Session CERAS
lundi 15 février 2010 au jeudi 18 février 2010
NOMBRE D'HEURES h
NIVEAU initiation
PRIX DU MODULE 500 € TTC
DE LA CRISE, SORTIR CHANGES
Quand a éclaté la crise financière, engendrant la crise économique dont nous constatons les dramatiques conséquences sociales, d’autres crises faisaient déjà l’objet d’inquiétudes : crises énergétique, climatique, alimentaire. Il faut les considérer ensemble pour entrer dans une réflexion vraiment « radicale ».
Certes, il importe de parer au plus pressé, et notamment de faire le nécessaire pour atténuer les effets de ces crises sur ceux qui en souffrent le plus : jeunes, migrants, chômeurs, pauvres (ceux de nos pays et plus encore ceux des pays en développement ou « émergents »). Mais ces urgences ne doivent pas détourner d’interrogations plus radicales : comment en sommes nous arrivés là ? La conjonction de ces crises n’invite-t-elle pas à remettre en question beaucoup d’idées et de comportements qui semblaient hier aller de soi ? Des voix s’élèvent pour inviter à saisir, dans cette crise, l’occasion de changer vraiment : changer nos « modes de vie » ; changer la place de l’économie dans nos sociétés. Que valent ces propositions ? Concrètement, en quoi consisteraient de tels changements ? L’Evangile y trouve-t-il une pertinence sociale renouvelée ?
Le chrétien est parfois tenté de s’en tenir à une approche «moralisante» : tout le mal viendrait des excès scandaleux de certains dirigeants (salaires et bonus exorbitants, comportements de prédateurs). La solution consisterait donc à injecter de l’éthique un peu partout.

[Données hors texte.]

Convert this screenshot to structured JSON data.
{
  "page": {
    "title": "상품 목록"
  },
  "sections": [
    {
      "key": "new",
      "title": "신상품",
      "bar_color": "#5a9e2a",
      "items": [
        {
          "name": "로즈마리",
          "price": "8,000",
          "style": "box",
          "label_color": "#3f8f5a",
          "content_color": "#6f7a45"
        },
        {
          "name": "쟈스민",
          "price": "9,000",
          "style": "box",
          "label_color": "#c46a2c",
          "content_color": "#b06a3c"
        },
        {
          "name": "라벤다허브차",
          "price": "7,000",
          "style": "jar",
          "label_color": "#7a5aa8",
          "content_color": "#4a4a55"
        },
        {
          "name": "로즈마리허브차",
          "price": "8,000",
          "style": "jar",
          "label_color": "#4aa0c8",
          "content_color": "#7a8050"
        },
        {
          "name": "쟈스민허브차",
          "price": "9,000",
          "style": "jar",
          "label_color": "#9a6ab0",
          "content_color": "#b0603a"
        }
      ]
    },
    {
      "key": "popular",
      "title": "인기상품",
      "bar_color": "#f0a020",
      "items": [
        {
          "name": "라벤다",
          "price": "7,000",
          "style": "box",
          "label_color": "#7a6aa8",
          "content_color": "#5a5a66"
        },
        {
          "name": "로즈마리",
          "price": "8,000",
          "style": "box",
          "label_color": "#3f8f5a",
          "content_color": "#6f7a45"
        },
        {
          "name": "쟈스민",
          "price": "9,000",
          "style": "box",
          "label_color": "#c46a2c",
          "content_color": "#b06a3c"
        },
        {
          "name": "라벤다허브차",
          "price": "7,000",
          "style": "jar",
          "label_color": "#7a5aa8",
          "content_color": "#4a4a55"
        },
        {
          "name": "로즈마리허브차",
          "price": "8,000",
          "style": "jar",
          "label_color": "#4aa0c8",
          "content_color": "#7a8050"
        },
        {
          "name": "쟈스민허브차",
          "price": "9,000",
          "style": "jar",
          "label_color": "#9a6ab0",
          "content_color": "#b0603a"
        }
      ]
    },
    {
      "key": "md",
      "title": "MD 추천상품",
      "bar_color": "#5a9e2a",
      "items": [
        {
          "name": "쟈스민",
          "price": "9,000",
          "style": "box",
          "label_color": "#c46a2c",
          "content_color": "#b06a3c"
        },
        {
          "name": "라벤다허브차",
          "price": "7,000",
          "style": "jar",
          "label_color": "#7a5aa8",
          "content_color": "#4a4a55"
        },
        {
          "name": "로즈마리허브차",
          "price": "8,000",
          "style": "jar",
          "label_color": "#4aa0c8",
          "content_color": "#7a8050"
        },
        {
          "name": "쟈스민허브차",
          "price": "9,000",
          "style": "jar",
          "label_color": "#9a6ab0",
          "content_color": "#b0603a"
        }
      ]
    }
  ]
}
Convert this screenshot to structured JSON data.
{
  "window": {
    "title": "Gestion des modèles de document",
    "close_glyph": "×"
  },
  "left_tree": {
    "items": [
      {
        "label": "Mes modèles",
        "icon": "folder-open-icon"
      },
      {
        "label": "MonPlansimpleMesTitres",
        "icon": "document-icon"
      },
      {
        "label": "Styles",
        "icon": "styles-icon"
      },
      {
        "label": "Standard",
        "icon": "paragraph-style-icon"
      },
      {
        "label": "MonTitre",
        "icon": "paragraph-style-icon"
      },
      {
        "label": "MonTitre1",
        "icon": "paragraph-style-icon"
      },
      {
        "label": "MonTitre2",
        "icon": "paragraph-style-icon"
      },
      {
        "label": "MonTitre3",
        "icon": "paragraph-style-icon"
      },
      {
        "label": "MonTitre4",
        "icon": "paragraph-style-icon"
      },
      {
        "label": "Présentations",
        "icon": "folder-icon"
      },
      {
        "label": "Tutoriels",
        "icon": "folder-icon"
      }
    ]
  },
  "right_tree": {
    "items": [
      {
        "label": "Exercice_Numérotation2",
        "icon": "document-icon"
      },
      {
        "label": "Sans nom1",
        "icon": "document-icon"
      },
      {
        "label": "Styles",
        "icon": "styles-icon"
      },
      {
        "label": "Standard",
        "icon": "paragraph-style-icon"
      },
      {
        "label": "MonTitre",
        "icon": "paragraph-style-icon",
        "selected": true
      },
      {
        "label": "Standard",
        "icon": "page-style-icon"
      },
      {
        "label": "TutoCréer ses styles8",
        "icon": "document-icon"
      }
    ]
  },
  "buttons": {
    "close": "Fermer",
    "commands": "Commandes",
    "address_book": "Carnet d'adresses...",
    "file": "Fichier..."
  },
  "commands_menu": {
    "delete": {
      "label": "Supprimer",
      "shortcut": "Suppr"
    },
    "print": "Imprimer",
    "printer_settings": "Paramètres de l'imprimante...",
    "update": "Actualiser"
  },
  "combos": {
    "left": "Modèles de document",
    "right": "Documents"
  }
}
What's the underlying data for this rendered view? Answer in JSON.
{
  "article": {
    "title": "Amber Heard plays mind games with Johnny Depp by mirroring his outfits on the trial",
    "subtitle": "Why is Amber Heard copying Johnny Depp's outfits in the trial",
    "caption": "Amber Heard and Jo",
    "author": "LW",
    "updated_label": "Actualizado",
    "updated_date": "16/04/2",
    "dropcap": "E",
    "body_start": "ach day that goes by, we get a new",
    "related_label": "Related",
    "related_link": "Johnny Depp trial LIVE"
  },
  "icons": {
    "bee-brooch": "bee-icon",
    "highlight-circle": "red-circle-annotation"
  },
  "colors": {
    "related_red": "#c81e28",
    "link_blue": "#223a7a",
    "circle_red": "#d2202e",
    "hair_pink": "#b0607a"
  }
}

Or l’Eglise, tout en soulignant combien l’éthique doit être centrale dans nos choix de société, rappelle aussi dans sa « doctrine sociale » - remise en lumière par la récente encyclique de Benoît XVI - que le « bien commun universel » ne peut être abandonné à la logique des marchés, même mieux régulés, même «moralisés » : le politique d’une part, les initiatives de la société civile de l’autre doivent jouer leurs rôles spécifiques. Multiforme et planétaire, la crise est d’une telle ampleur qu’elle donne une urgence nouvelle à la recherche d’une sorte de « gouvernance » mondiale, que Jean XXIII et le Concile Vatican II appelaient déjà de leurs vœux.
Pendant ces 4 jours de session, ces questions seront abordées par des experts aux compétences diverses, et illustrées par de nombreuses personnes qui, sur le terrain, prennent des initiatives pour explorer des voies nouvelles, susceptibles de nous faire sortir de la crise, vraiment changés.